Florence ri da moda ‘Dia de cachorro’ em casamentos no Brasil: ‘Não sou modelo para noivas’ | Música

“Eu não sou mãe / eu não sou uma noiva / Eu fazendo.” Florence Welsh rejeita um papel feminino coadjuvante em “King”. A música faz parte do quinto álbum de Florence and the Machine, “Dance fever”, lançado nesta sexta-feira (13).

Florença diz ao g1 isso não é um modelo para as noivas. Mas as noivas brasileiras querem ouvir Florence.

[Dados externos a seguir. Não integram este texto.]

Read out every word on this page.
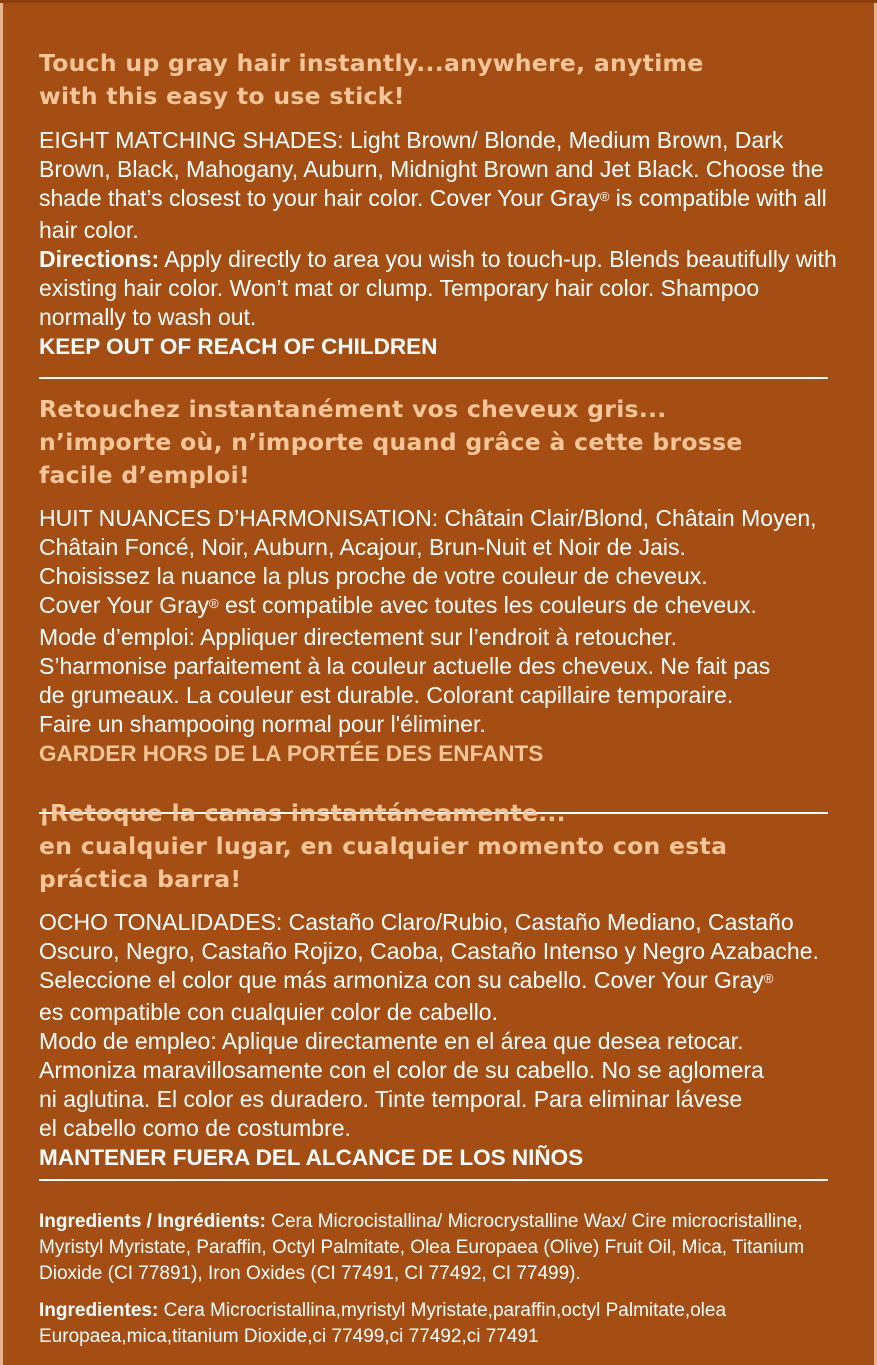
Touch up gray hair instantly...anywhere, anytime
with this easy to use stick!

EIGHT MATCHING SHADES: Light Brown/ Blonde, Medium Brown, Dark Brown, Black, Mahogany, Auburn, Midnight Brown and Jet Black. Choose the shade that’s closest to your hair color. Cover Your Gray® is compatible with all hair color.

Directions: Apply directly to area you wish to touch-up. Blends beautifully with existing hair color. Won’t mat or clump. Temporary hair color. Shampoo normally to wash out.

KEEP OUT OF REACH OF CHILDREN

Retouchez instantanément vos cheveux gris...
n’importe où, n’importe quand grâce à cette brosse
facile d’emploi!

HUIT NUANCES D’HARMONISATION: Châtain Clair/Blond, Châtain Moyen,
Châtain Foncé, Noir, Auburn, Acajour, Brun-Nuit et Noir de Jais.
Choisissez la nuance la plus proche de votre couleur de cheveux.
Cover Your Gray® est compatible avec toutes les couleurs de cheveux.
Mode d’emploi: Appliquer directement sur l’endroit à retoucher.
S’harmonise parfaitement à la couleur actuelle des cheveux. Ne fait pas
de grumeaux. La couleur est durable. Colorant capillaire temporaire.
Faire un shampooing normal pour l'éliminer.

GARDER HORS DE LA PORTÉE DES ENFANTS

¡Retoque la canas instantáneamente...
en cualquier lugar, en cualquier momento con esta
práctica barra!

OCHO TONALIDADES: Castaño Claro/Rubio, Castaño Mediano, Castaño
Oscuro, Negro, Castaño Rojizo, Caoba, Castaño Intenso y Negro Azabache.
Seleccione el color que más armoniza con su cabello. Cover Your Gray®
es compatible con cualquier color de cabello.
Modo de empleo: Aplique directamente en el área que desea retocar.
Armoniza maravillosamente con el color de su cabello. No se aglomera
ni aglutina. El color es duradero. Tinte temporal. Para eliminar lávese
el cabello como de costumbre.

MANTENER FUERA DEL ALCANCE DE LOS NIÑOS

Ingredients / Ingrédients: Cera Microcistallina/ Microcrystalline Wax/ Cire microcristalline, Myristyl Myristate, Paraffin, Octyl Palmitate, Olea Europaea (Olive) Fruit Oil, Mica, Titanium Dioxide (CI 77891), Iron Oxides (CI 77491, CI 77492, CI 77499).

Ingredientes: Cera Microcristallina,myristyl Myristate,paraffin,octyl Palmitate,olea Europaea,mica,titanium Dioxide,ci 77499,ci 77492,ci 77491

A cantora inglesa não sabia, mas seu hit “Dog days are over” é onipresente nas playlists de casamentos em todo o Brasil.

Ela fala com o podcast g1 ouviu sobre o novo álbum e reage às particularidades de seu trabalho no Brasil: as trilhas sonoras de casamento, os remixes em baladas “topzera” e o meme com o “deusa, louca e feiticeira” por Rick e Renner, uma comparação que ela aprovou.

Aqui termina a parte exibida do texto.